Cute boy, enjoy, they grow so fast!


----------



## NewfieMom (Sep 8, 2013)

Your puppy does not have Lab ears. Take a look at how much smaller and higher my Lab's ears were. Your puppy has Golden ears.

NewfieMom


----------



## CAROLINA MOM (May 12, 2009)

He's really adorable.


----------



## Cpc1972 (Feb 23, 2015)

Just yesterday someone saw a pic of Chloe and said she was a beautiful yellow lab. They look quite a bit alike before a golden matures and gets their coat.


----------



## Charlotte'smom (May 22, 2014)

He looks like an adorable golden to me! Enjoy your new puppy.


----------



## Daisy123 (Jan 26, 2009)

Daisy started looking like a lab for a few months too. Its called the award stage.


----------



## fostermom (Sep 6, 2007)

I wish I had a picture of my next door neighbor's golden pup that they adopted from us a few months ago. She's about 5 months old and has the shortest coat I have ever seen. She's all golden though, just hasn't gotten her "real" coat yet.


----------



## quilter (Sep 12, 2011)

You just never know that young. Casper was a very fuzzy puppy, but he doesn't have en especially long or thick coat. I am good with it. He has enough hair that there's no question he's a golden, but not so much that it's a bunch of work to take care of.


----------



## 4goldengirls (Jun 10, 2014)

These first three photo's are of my girl Chloe at 10-12 weeks of age when she belonged to her first family - she was not very fuzzy or furry. She is will be 2 yrs old at the end of July and has yet to grow a thick, long coat. Her fur type isn't like that of my other two. It's finer and quite short despite longer fur that runs down her spine. She's got a fair amount of rear feathering. She may or may not get the thick long fur that that my others have. The photo of two dogs show my dog Remy on the left and you can definitely see the difference (Chloe is the standing dog on the right). I get asked all the time if she is in fact a golden retriever (yes, she is).

Remember, each dog is different and the fur may take a while to come in. Either way, your pup is adorable.
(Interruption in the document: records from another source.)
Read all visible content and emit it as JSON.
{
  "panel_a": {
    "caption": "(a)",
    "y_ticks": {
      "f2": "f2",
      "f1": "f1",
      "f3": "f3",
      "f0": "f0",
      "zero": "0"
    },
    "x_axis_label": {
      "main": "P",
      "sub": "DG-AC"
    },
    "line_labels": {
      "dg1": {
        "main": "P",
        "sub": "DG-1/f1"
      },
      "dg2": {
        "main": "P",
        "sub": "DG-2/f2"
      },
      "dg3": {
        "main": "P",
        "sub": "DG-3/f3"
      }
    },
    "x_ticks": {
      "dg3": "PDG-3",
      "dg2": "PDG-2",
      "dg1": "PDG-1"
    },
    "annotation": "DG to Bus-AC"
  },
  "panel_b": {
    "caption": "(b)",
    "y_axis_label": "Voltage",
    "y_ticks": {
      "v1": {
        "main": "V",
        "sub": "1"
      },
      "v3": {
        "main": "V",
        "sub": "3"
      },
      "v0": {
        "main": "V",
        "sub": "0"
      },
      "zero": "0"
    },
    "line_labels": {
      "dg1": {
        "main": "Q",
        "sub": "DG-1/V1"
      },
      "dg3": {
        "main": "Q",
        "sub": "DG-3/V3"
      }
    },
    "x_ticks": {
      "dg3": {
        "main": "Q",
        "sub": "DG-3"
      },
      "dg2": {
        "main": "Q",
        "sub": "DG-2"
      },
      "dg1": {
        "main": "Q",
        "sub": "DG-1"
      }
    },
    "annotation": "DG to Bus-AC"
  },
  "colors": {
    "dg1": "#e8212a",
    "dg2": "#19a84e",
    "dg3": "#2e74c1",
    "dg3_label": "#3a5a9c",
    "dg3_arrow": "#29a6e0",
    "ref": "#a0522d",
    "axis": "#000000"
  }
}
I do believe she is a golden.


----------



## momo_ (Dec 15, 2014)

80% of people who approach me say "Oh, what a cute lab!" :doh:
Their coats will grow eventually and it'll be very special!


----------



## Anon-2130948gsoni (Apr 12, 2014)

The lab is the Maine state dog...I heard lab from 99% of the people Griffey has met. I just smiled and didn't bother to correct them. Hey, I like labs, too.

But now that his coat is coming in, people say, "oh, is he a lab?" Progress!


----------



## ken62310 (Apr 7, 2015)

Thanks everyone!


----------